An outrageous trio of novellas that twist the Victorian era out of
shape, by a master of alternate history: "Spooky, haunting, hilarious"
(William Gibson).
Welcome to the world of steampunk, a nineteenth century outrageously
reconfigured through weird science. With his magnificent trilogy,
acclaimed author Paul Di Filippo demonstrates how this unique subgenre
of science fiction is done to perfection--reinventing a mannered age of
corsets and industrial revolution with odd technologies born of a truly
twisted imagination.
In "Victoria," the inexplicable disappearance of the British
monarch-to-be prompts a scientist to place a human-lizard hybrid clone
on the throne during the search for the missing royal. But the
doppelgänger queen comes with a most troubling flaw: an insatiable
sexual appetite. The somewhat Lovecraftian "Hottentots" chronicles the
very unusual adventure of Swiss naturalist and confirmed bigot Louis
Agassiz as his determined search for a rather grisly fetish plunges him
into a world of black magic and monsters. Finally, in "Walt and Emily,"

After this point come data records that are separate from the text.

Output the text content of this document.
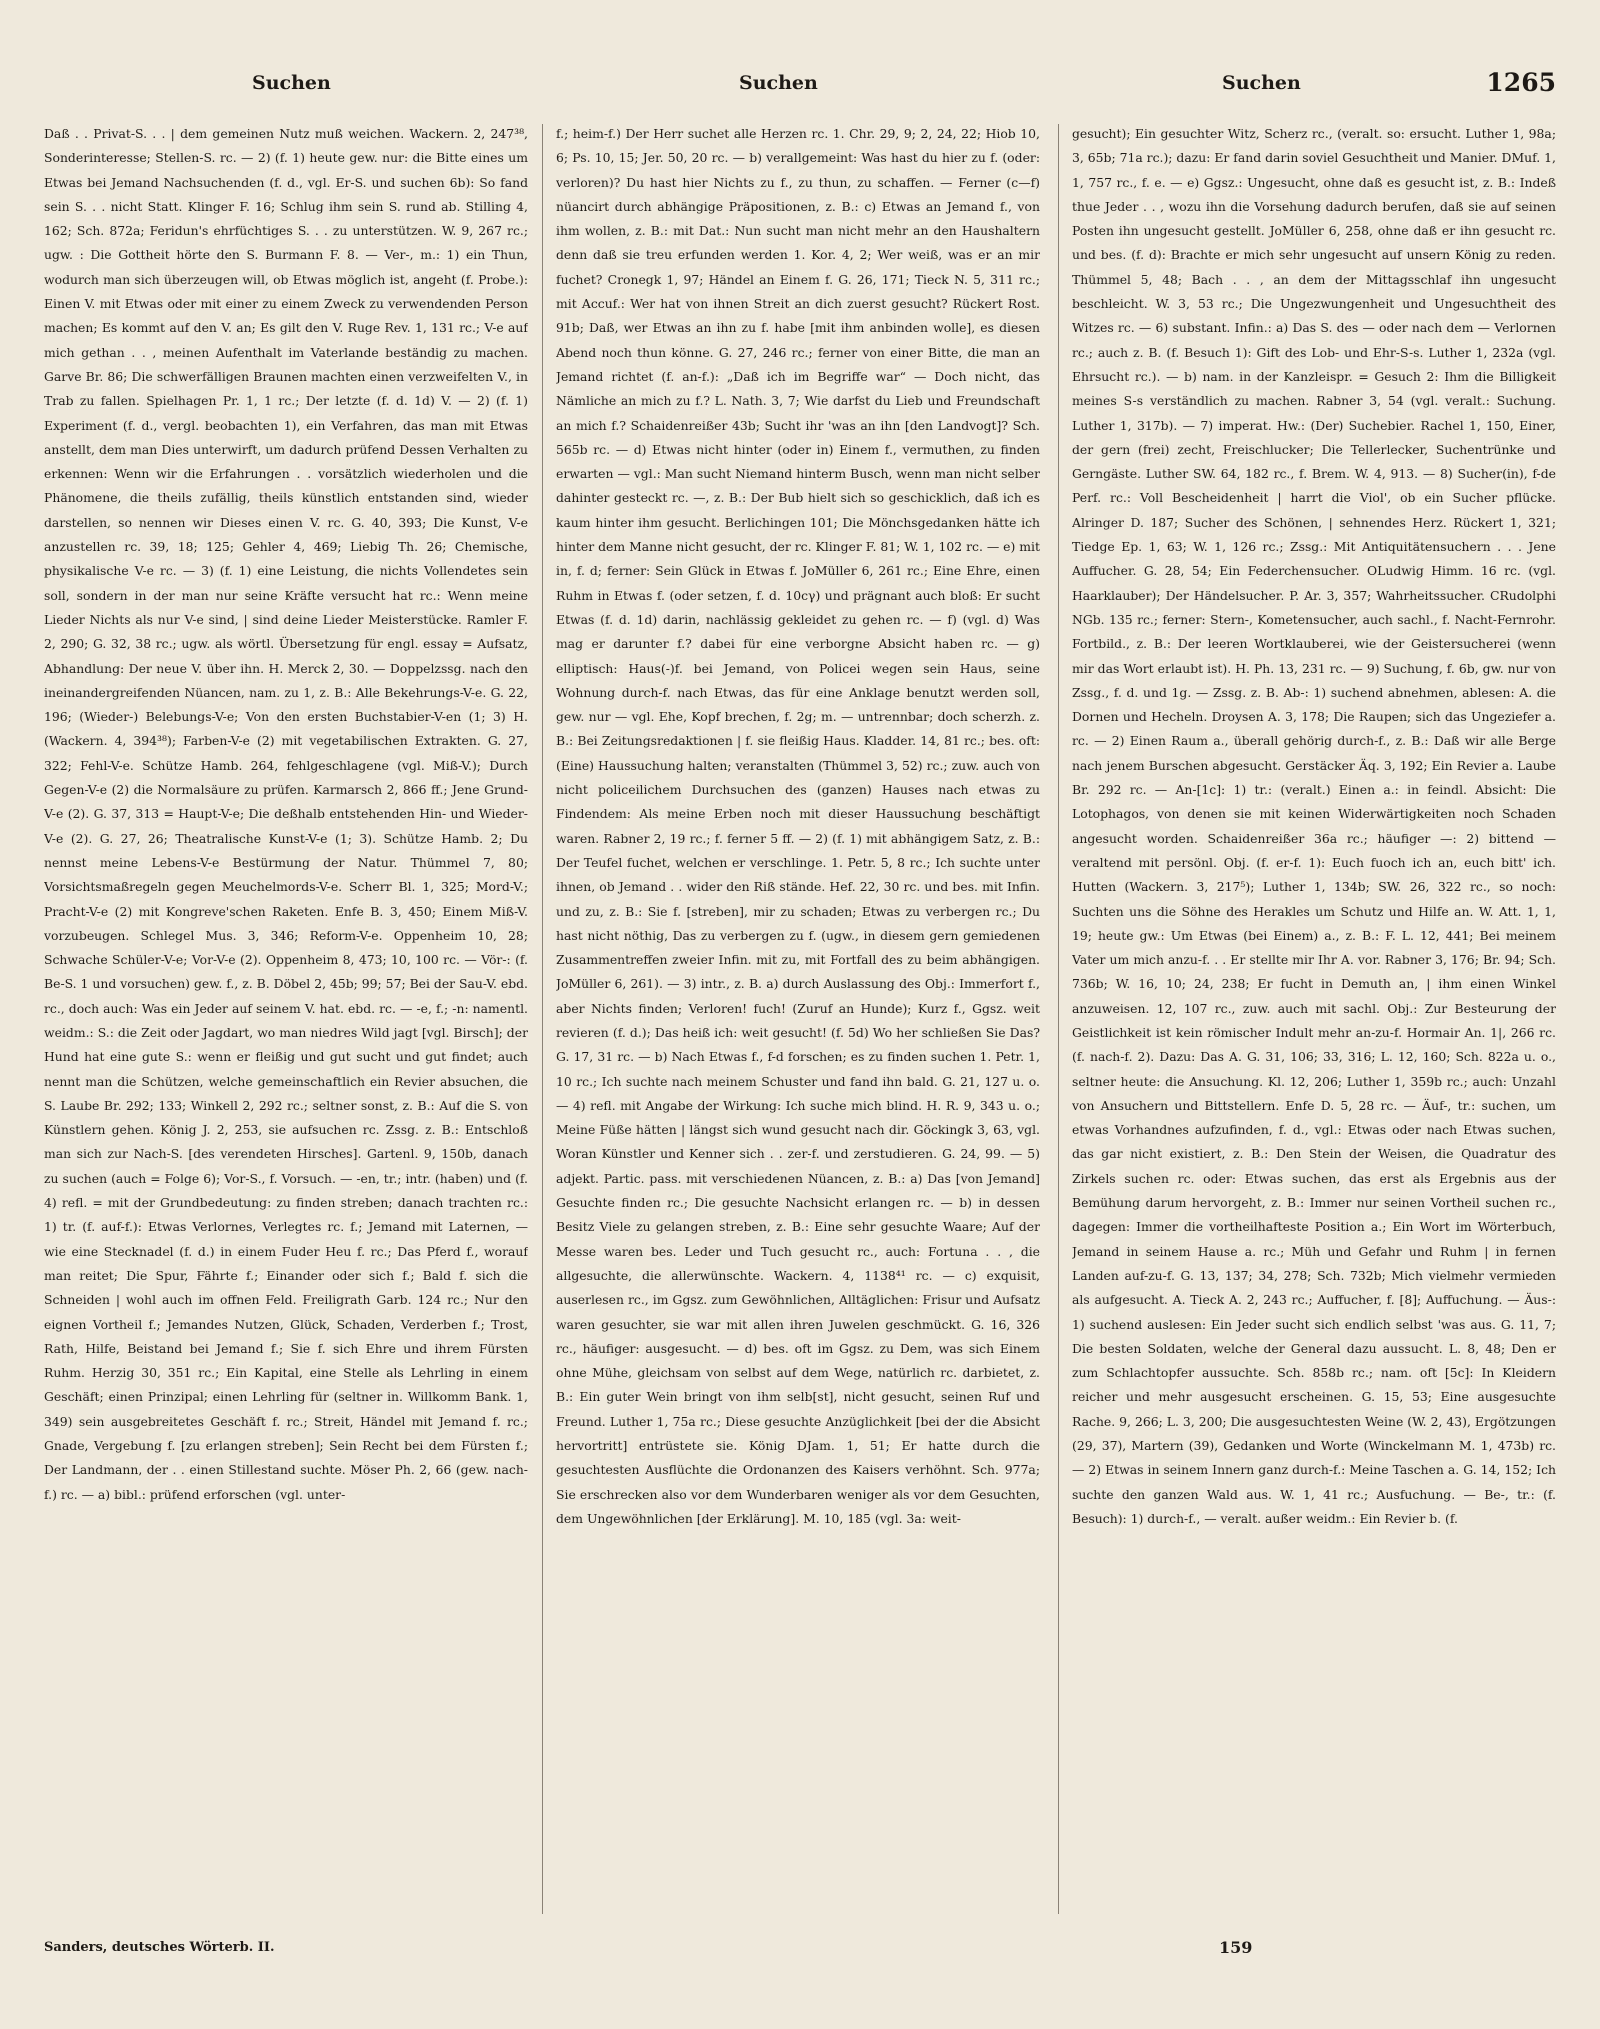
Suchen	Suchen	Suchen	1265
Daß . . Privat-S. . . | dem gemeinen Nutz muß weichen. Wackern. 2, 247³⁸, Sonderinteresse; Stellen-S. rc. — 2) (f. 1) heute gew. nur: die Bitte eines um Etwas bei Jemand Nachsuchenden (f. d., vgl. Er-S. und suchen 6b): So fand sein S. . . nicht Statt. Klinger F. 16; Schlug ihm sein S. rund ab. Stilling 4, 162; Sch. 872a; Feridun's ehrfüchtiges S. . . zu unterstützen. W. 9, 267 rc.; ugw. : Die Gottheit hörte den S. Burmann F. 8. — Ver-, m.: 1) ein Thun, wodurch man sich überzeugen will, ob Etwas möglich ist, angeht (f. Probe.): Einen V. mit Etwas oder mit einer zu einem Zweck zu verwendenden Person machen; Es kommt auf den V. an; Es gilt den V. Ruge Rev. 1, 131 rc.; V-e auf mich gethan . . , meinen Aufenthalt im Vaterlande beständig zu machen. Garve Br. 86; Die schwerfälligen Braunen machten einen verzweifelten V., in Trab zu fallen. Spielhagen Pr. 1, 1 rc.; Der letzte (f. d. 1d) V. — 2) (f. 1) Experiment (f. d., vergl. beobachten 1), ein Verfahren, das man mit Etwas anstellt, dem man Dies unterwirft, um dadurch prüfend Dessen Verhalten zu erkennen: Wenn wir die Erfahrungen . . vorsätzlich wiederholen und die Phänomene, die theils zufällig, theils künstlich entstanden sind, wieder darstellen, so nennen wir Dieses einen V. rc. G. 40, 393; Die Kunst, V-e anzustellen rc. 39, 18; 125; Gehler 4, 469; Liebig Th. 26; Chemische, physikalische V-e rc. — 3) (f. 1) eine Leistung, die nichts Vollendetes sein soll, sondern in der man nur seine Kräfte versucht hat rc.: Wenn meine Lieder Nichts als nur V-e sind, | sind deine Lieder Meisterstücke. Ramler F. 2, 290; G. 32, 38 rc.; ugw. als wörtl. Übersetzung für engl. essay = Aufsatz, Abhandlung: Der neue V. über ihn. H. Merck 2, 30. — Doppelzssg. nach den ineinandergreifenden Nüancen, nam. zu 1, z. B.: Alle Bekehrungs-V-e. G. 22, 196; (Wieder-) Belebungs-V-e; Von den ersten Buchstabier-V-en (1; 3) H. (Wackern. 4, 394³⁸); Farben-V-e (2) mit vegetabilischen Extrakten. G. 27, 322; Fehl-V-e. Schütze Hamb. 264, fehlgeschlagene (vgl. Miß-V.); Durch Gegen-V-e (2) die Normalsäure zu prüfen. Karmarsch 2, 866 ff.; Jene Grund-V-e (2). G. 37, 313 = Haupt-V-e; Die deßhalb entstehenden Hin- und Wieder-V-e (2). G. 27, 26; Theatralische Kunst-V-e (1; 3). Schütze Hamb. 2; Du nennst meine Lebens-V-e Bestürmung der Natur. Thümmel 7, 80; Vorsichtsmaßregeln gegen Meuchelmords-V-e. Scherr Bl. 1, 325; Mord-V.; Pracht-V-e (2) mit Kongreve'schen Raketen. Enfe B. 3, 450; Einem Miß-V. vorzubeugen. Schlegel Mus. 3, 346; Reform-V-e. Oppenheim 10, 28; Schwache Schüler-V-e; Vor-V-e (2). Oppenheim 8, 473; 10, 100 rc. — Vör-: (f. Be-S. 1 und vorsuchen) gew. f., z. B. Döbel 2, 45b; 99; 57; Bei der Sau-V. ebd. rc., doch auch: Was ein Jeder auf seinem V. hat. ebd. rc. — -e, f.; -n: namentl. weidm.: S.: die Zeit oder Jagdart, wo man niedres Wild jagt [vgl. Birsch]; der Hund hat eine gute S.: wenn er fleißig und gut sucht und gut findet; auch nennt man die Schützen, welche gemeinschaftlich ein Revier absuchen, die S. Laube Br. 292; 133; Winkell 2, 292 rc.; seltner sonst, z. B.: Auf die S. von Künstlern gehen. König J. 2, 253, sie aufsuchen rc. Zssg. z. B.: Entschloß man sich zur Nach-S. [des verendeten Hirsches]. Gartenl. 9, 150b, danach zu suchen (auch = Folge 6); Vor-S., f. Vorsuch. — -en, tr.; intr. (haben) und (f. 4) refl. = mit der Grundbedeutung: zu finden streben; danach trachten rc.: 1) tr. (f. auf-f.): Etwas Verlornes, Verlegtes rc. f.; Jemand mit Laternen, — wie eine Stecknadel (f. d.) in einem Fuder Heu f. rc.; Das Pferd f., worauf man reitet; Die Spur, Fährte f.; Einander oder sich f.; Bald f. sich die Schneiden | wohl auch im offnen Feld. Freiligrath Garb. 124 rc.; Nur den eignen Vortheil f.; Jemandes Nutzen, Glück, Schaden, Verderben f.; Trost, Rath, Hilfe, Beistand bei Jemand f.; Sie f. sich Ehre und ihrem Fürsten Ruhm. Herzig 30, 351 rc.; Ein Kapital, eine Stelle als Lehrling in einem Geschäft; einen Prinzipal; einen Lehrling für (seltner in. Willkomm Bank. 1, 349) sein ausgebreitetes Geschäft f. rc.; Streit, Händel mit Jemand f. rc.; Gnade, Vergebung f. [zu erlangen streben]; Sein Recht bei dem Fürsten f.; Der Landmann, der . . einen Stillestand suchte. Möser Ph. 2, 66 (gew. nach-f.) rc. — a) bibl.: prüfend erforschen (vgl. unter-
f.; heim-f.) Der Herr suchet alle Herzen rc. 1. Chr. 29, 9; 2, 24, 22; Hiob 10, 6; Ps. 10, 15; Jer. 50, 20 rc. — b) verallgemeint: Was hast du hier zu f. (oder: verloren)? Du hast hier Nichts zu f., zu thun, zu schaffen. — Ferner (c—f) nüancirt durch abhängige Präpositionen, z. B.: c) Etwas an Jemand f., von ihm wollen, z. B.: mit Dat.: Nun sucht man nicht mehr an den Haushaltern denn daß sie treu erfunden werden 1. Kor. 4, 2; Wer weiß, was er an mir fuchet? Cronegk 1, 97; Händel an Einem f. G. 26, 171; Tieck N. 5, 311 rc.; mit Accuf.: Wer hat von ihnen Streit an dich zuerst gesucht? Rückert Rost. 91b; Daß, wer Etwas an ihn zu f. habe [mit ihm anbinden wolle], es diesen Abend noch thun könne. G. 27, 246 rc.; ferner von einer Bitte, die man an Jemand richtet (f. an-f.): „Daß ich im Begriffe war“ — Doch nicht, das Nämliche an mich zu f.? L. Nath. 3, 7; Wie darfst du Lieb und Freundschaft an mich f.? Schaidenreißer 43b; Sucht ihr 'was an ihn [den Landvogt]? Sch. 565b rc. — d) Etwas nicht hinter (oder in) Einem f., vermuthen, zu finden erwarten — vgl.: Man sucht Niemand hinterm Busch, wenn man nicht selber dahinter gesteckt rc. —, z. B.: Der Bub hielt sich so geschicklich, daß ich es kaum hinter ihm gesucht. Berlichingen 101; Die Mönchsgedanken hätte ich hinter dem Manne nicht gesucht, der rc. Klinger F. 81; W. 1, 102 rc. — e) mit in, f. d; ferner: Sein Glück in Etwas f. JoMüller 6, 261 rc.; Eine Ehre, einen Ruhm in Etwas f. (oder setzen, f. d. 10cγ) und prägnant auch bloß: Er sucht Etwas (f. d. 1d) darin, nachlässig gekleidet zu gehen rc. — f) (vgl. d) Was mag er darunter f.? dabei für eine verborgne Absicht haben rc. — g) elliptisch: Haus(-)f. bei Jemand, von Policei wegen sein Haus, seine Wohnung durch-f. nach Etwas, das für eine Anklage benutzt werden soll, gew. nur — vgl. Ehe, Kopf brechen, f. 2g; m. — untrennbar; doch scherzh. z. B.: Bei Zeitungsredaktionen | f. sie fleißig Haus. Kladder. 14, 81 rc.; bes. oft: (Eine) Haussuchung halten; veranstalten (Thümmel 3, 52) rc.; zuw. auch von nicht policeilichem Durchsuchen des (ganzen) Hauses nach etwas zu Findendem: Als meine Erben noch mit dieser Haussuchung beschäftigt waren. Rabner 2, 19 rc.; f. ferner 5 ff. — 2) (f. 1) mit abhängigem Satz, z. B.: Der Teufel fuchet, welchen er verschlinge. 1. Petr. 5, 8 rc.; Ich suchte unter ihnen, ob Jemand . . wider den Riß stände. Hef. 22, 30 rc. und bes. mit Infin. und zu, z. B.: Sie f. [streben], mir zu schaden; Etwas zu verbergen rc.; Du hast nicht nöthig, Das zu verbergen zu f. (ugw., in diesem gern gemiedenen Zusammentreffen zweier Infin. mit zu, mit Fortfall des zu beim abhängigen. JoMüller 6, 261). — 3) intr., z. B. a) durch Auslassung des Obj.: Immerfort f., aber Nichts finden; Verloren! fuch! (Zuruf an Hunde); Kurz f., Ggsz. weit revieren (f. d.); Das heiß ich: weit gesucht! (f. 5d) Wo her schließen Sie Das? G. 17, 31 rc. — b) Nach Etwas f., f-d forschen; es zu finden suchen 1. Petr. 1, 10 rc.; Ich suchte nach meinem Schuster und fand ihn bald. G. 21, 127 u. o. — 4) refl. mit Angabe der Wirkung: Ich suche mich blind. H. R. 9, 343 u. o.; Meine Füße hätten | längst sich wund gesucht nach dir. Göckingk 3, 63, vgl. Woran Künstler und Kenner sich . . zer-f. und zerstudieren. G. 24, 99. — 5) adjekt. Partic. pass. mit verschiedenen Nüancen, z. B.: a) Das [von Jemand] Gesuchte finden rc.; Die gesuchte Nachsicht erlangen rc. — b) in dessen Besitz Viele zu gelangen streben, z. B.: Eine sehr gesuchte Waare; Auf der Messe waren bes. Leder und Tuch gesucht rc., auch: Fortuna . . , die allgesuchte, die allerwünschte. Wackern. 4, 1138⁴¹ rc. — c) exquisit, auserlesen rc., im Ggsz. zum Gewöhnlichen, Alltäglichen: Frisur und Aufsatz waren gesuchter, sie war mit allen ihren Juwelen geschmückt. G. 16, 326 rc., häufiger: ausgesucht. — d) bes. oft im Ggsz. zu Dem, was sich Einem ohne Mühe, gleichsam von selbst auf dem Wege, natürlich rc. darbietet, z. B.: Ein guter Wein bringt von ihm selb[st], nicht gesucht, seinen Ruf und Freund. Luther 1, 75a rc.; Diese gesuchte Anzüglichkeit [bei der die Absicht hervortritt] entrüstete sie. König DJam. 1, 51; Er hatte durch die gesuchtesten Ausflüchte die Ordonanzen des Kaisers verhöhnt. Sch. 977a; Sie erschrecken also vor dem Wunderbaren weniger als vor dem Gesuchten, dem Ungewöhnlichen [der Erklärung]. M. 10, 185 (vgl. 3a: weit-
gesucht); Ein gesuchter Witz, Scherz rc., (veralt. so: ersucht. Luther 1, 98a; 3, 65b; 71a rc.); dazu: Er fand darin soviel Gesuchtheit und Manier. DMuf. 1, 1, 757 rc., f. e. — e) Ggsz.: Ungesucht, ohne daß es gesucht ist, z. B.: Indeß thue Jeder . . , wozu ihn die Vorsehung dadurch berufen, daß sie auf seinen Posten ihn ungesucht gestellt. JoMüller 6, 258, ohne daß er ihn gesucht rc. und bes. (f. d): Brachte er mich sehr ungesucht auf unsern König zu reden. Thümmel 5, 48; Bach . . , an dem der Mittagsschlaf ihn ungesucht beschleicht. W. 3, 53 rc.; Die Ungezwungenheit und Ungesuchtheit des Witzes rc. — 6) substant. Infin.: a) Das S. des — oder nach dem — Verlornen rc.; auch z. B. (f. Besuch 1): Gift des Lob- und Ehr-S-s. Luther 1, 232a (vgl. Ehrsucht rc.). — b) nam. in der Kanzleispr. = Gesuch 2: Ihm die Billigkeit meines S-s verständlich zu machen. Rabner 3, 54 (vgl. veralt.: Suchung. Luther 1, 317b). — 7) imperat. Hw.: (Der) Suchebier. Rachel 1, 150, Einer, der gern (frei) zecht, Freischlucker; Die Tellerlecker, Suchentrünke und Gerngäste. Luther SW. 64, 182 rc., f. Brem. W. 4, 913. — 8) Sucher(in), f-de Perf. rc.: Voll Bescheidenheit | harrt die Viol', ob ein Sucher pflücke. Alringer D. 187; Sucher des Schönen, | sehnendes Herz. Rückert 1, 321; Tiedge Ep. 1, 63; W. 1, 126 rc.; Zssg.: Mit Antiquitätensuchern . . . Jene Auffucher. G. 28, 54; Ein Federchensucher. OLudwig Himm. 16 rc. (vgl. Haarklauber); Der Händelsucher. P. Ar. 3, 357; Wahrheitssucher. CRudolphi NGb. 135 rc.; ferner: Stern-, Kometensucher, auch sachl., f. Nacht-Fernrohr. Fortbild., z. B.: Der leeren Wortklauberei, wie der Geistersucherei (wenn mir das Wort erlaubt ist). H. Ph. 13, 231 rc. — 9) Suchung, f. 6b, gw. nur von Zssg., f. d. und 1g. — Zssg. z. B. Ab-: 1) suchend abnehmen, ablesen: A. die Dornen und Hecheln. Droysen A. 3, 178; Die Raupen; sich das Ungeziefer a. rc. — 2) Einen Raum a., überall gehörig durch-f., z. B.: Daß wir alle Berge nach jenem Burschen abgesucht. Gerstäcker Äq. 3, 192; Ein Revier a. Laube Br. 292 rc. — An-[1c]: 1) tr.: (veralt.) Einen a.: in feindl. Absicht: Die Lotophagos, von denen sie mit keinen Widerwärtigkeiten noch Schaden angesucht worden. Schaidenreißer 36a rc.; häufiger —: 2) bittend — veraltend mit persönl. Obj. (f. er-f. 1): Euch fuoch ich an, euch bitt' ich. Hutten (Wackern. 3, 217⁵); Luther 1, 134b; SW. 26, 322 rc., so noch: Suchten uns die Söhne des Herakles um Schutz und Hilfe an. W. Att. 1, 1, 19; heute gw.: Um Etwas (bei Einem) a., z. B.: F. L. 12, 441; Bei meinem Vater um mich anzu-f. . . Er stellte mir Ihr A. vor. Rabner 3, 176; Br. 94; Sch. 736b; W. 16, 10; 24, 238; Er fucht in Demuth an, | ihm einen Winkel anzuweisen. 12, 107 rc., zuw. auch mit sachl. Obj.: Zur Besteurung der Geistlichkeit ist kein römischer Indult mehr an-zu-f. Hormair An. 1|, 266 rc. (f. nach-f. 2). Dazu: Das A. G. 31, 106; 33, 316; L. 12, 160; Sch. 822a u. o., seltner heute: die Ansuchung. Kl. 12, 206; Luther 1, 359b rc.; auch: Unzahl von Ansuchern und Bittstellern. Enfe D. 5, 28 rc. — Äuf-, tr.: suchen, um etwas Vorhandnes aufzufinden, f. d., vgl.: Etwas oder nach Etwas suchen, das gar nicht existiert, z. B.: Den Stein der Weisen, die Quadratur des Zirkels suchen rc. oder: Etwas suchen, das erst als Ergebnis aus der Bemühung darum hervorgeht, z. B.: Immer nur seinen Vortheil suchen rc., dagegen: Immer die vortheilhafteste Position a.; Ein Wort im Wörterbuch, Jemand in seinem Hause a. rc.; Müh und Gefahr und Ruhm | in fernen Landen auf-zu-f. G. 13, 137; 34, 278; Sch. 732b; Mich vielmehr vermieden als aufgesucht. A. Tieck A. 2, 243 rc.; Auffucher, f. [8]; Auffuchung. — Äus-: 1) suchend auslesen: Ein Jeder sucht sich endlich selbst 'was aus. G. 11, 7; Die besten Soldaten, welche der General dazu aussucht. L. 8, 48; Den er zum Schlachtopfer aussuchte. Sch. 858b rc.; nam. oft [5c]: In Kleidern reicher und mehr ausgesucht erscheinen. G. 15, 53; Eine ausgesuchte Rache. 9, 266; L. 3, 200; Die ausgesuchtesten Weine (W. 2, 43), Ergötzungen (29, 37), Martern (39), Gedanken und Worte (Winckelmann M. 1, 473b) rc. — 2) Etwas in seinem Innern ganz durch-f.: Meine Taschen a. G. 14, 152; Ich suchte den ganzen Wald aus. W. 1, 41 rc.; Ausfuchung. — Be-, tr.: (f. Besuch): 1) durch-f., — veralt. außer weidm.: Ein Revier b. (f.
Sanders, deutsches Wörterb. II.	159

the hitherto secret and quite steamy love affair between Emily Dickinson
and Walt Whitman is revealed in all its sensuous glory--as are their
subsequent interdimensional travels aboard a singular ship that
transcends the boundaries of time and reality.
Ingenious, hilarious, ribald, and utterly remarkable, Di Filippo's The
Steampunk Trilogy is a one-of-a-kind literary journey to destinations
at once strangely familiar and profoundly strange.